D'altra parte, ha detto che era sulla scena dopo che il lavoro è stato organizzato e ha negato di vedere l'incriminato Spasojevic sulla scena.
Il nemico ha anche detto del percorso ufficiale in cui viene utilizzata una macchina ufficiale.
L'ufficiale investigativo che avrebbe bisogno di usare l'auto ufficiale avvertirebbe il superiore, la ragione per la posizione e dove dovrebbe andare al dovere ufficiale così come con quale auto. Quando questo è approvato, “trip ticket- (etichetta di tracciamento) ” dove è numerato”, ha detto.
Secondo le regole, Sibiu ha detto che una macchina ufficiale non può uscire senza autorizzazione dalla stazione di polizia.
In questo caso, per il coinvolgimento nell'omicidio di Ivanovic, avvenuto nel gennaio 2018, Marko Rossic, Nedelky Spasojevicq, Dragisa Markovic, Zarko Jovanovic, Silvana Arsovic e Rade Basara sono accusati.
In caso contrario, la sessione iniziale si è svolta l'11 febbraio 2020, mentre la Corte costituzionale di Pristina, il 6 aprile 2020, aveva rifiutato le richieste di annullamento dell'accusa il 27 dicembre 2019, e le obiezioni alle prove.

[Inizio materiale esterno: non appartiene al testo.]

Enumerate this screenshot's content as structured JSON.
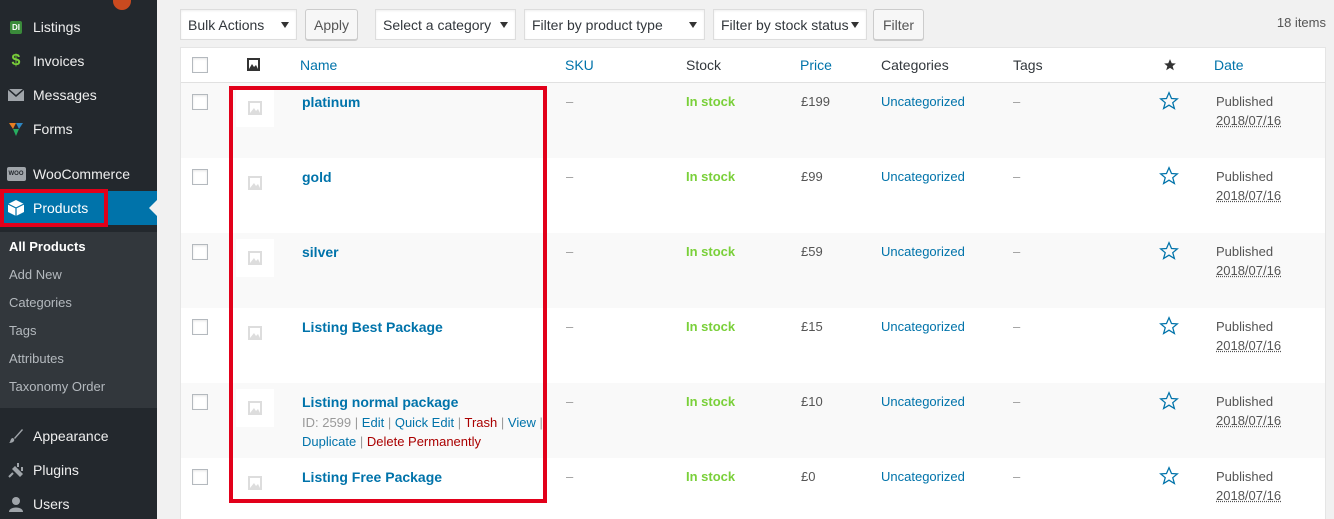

A seguito delle denunce di quattro avvocati, la Corte d'Appello aveva approvato le loro denunce e il caso era stato restituito al restauro e la Fondazione era tenuta ad eliminare le contraddizioni, consentendo al pubblico ministero di dichiarare o correggere e adempiere l'accusa per conformarsi all'articolo 241 KPK.
Poi, il 10 novembre 2020, il Procuratore Speciale aveva compilato l'accusa, sotto la quale Nedeljko Spasojevicq, Marko Rosic, Rade Basara e Silvana Arsovic sono stati accusati di aver commesso un lavoro criminale “I dati e l'organizzazione del gruppo criminale organizzati > dall'articolo 283, par.3 relativi al par.1 del Codice penale, relativi ad atti penali <x2Vraspes” dall'articolo 179, codice penale e <x>
Secondo l'accusa, gli incriminati Nedjlo Spasojevic, Marko Rosic, Rade Basara e Silvana Arsovic sono accusati di cooperare con gli incriminati Zeiko Bojq, Zvonko Veselinovic e Milan Radojic, che sono in fuga e altri due imputati sconosciuti, agendo come gruppo criminale volto ad espandere il controllo nella parte settentrionale del gruppo di Mitrovica
L'indictee Dragisa Markovic è accusata di “Stato di segretezza ufficiale di cui all'articolo 433, comma 2, del Codice Penale. Markovic e Zarko Jovanovic sono accusati anche di “Usando il dovere ufficiale di coordinazione di Zhax3> di cui all'articolo 422, par.1 relativo al par.2, comma 2.2 connesso all'articolo 31 del Codice Penale.
Inoltre, l'accusato Jovanovic è accusato di un lavoro criminale “che contiene proprietà, controllo o possesso non autorizzato di armi L'accusato Nedeljko Spasojevicc, d'altra parte, è anche accusato di lavoro penale “holding di proprietà, controllo o possesso non autorizzato di armi imputabili all'articolo 374, par.2 relativo alla par.1 del Codice Penale.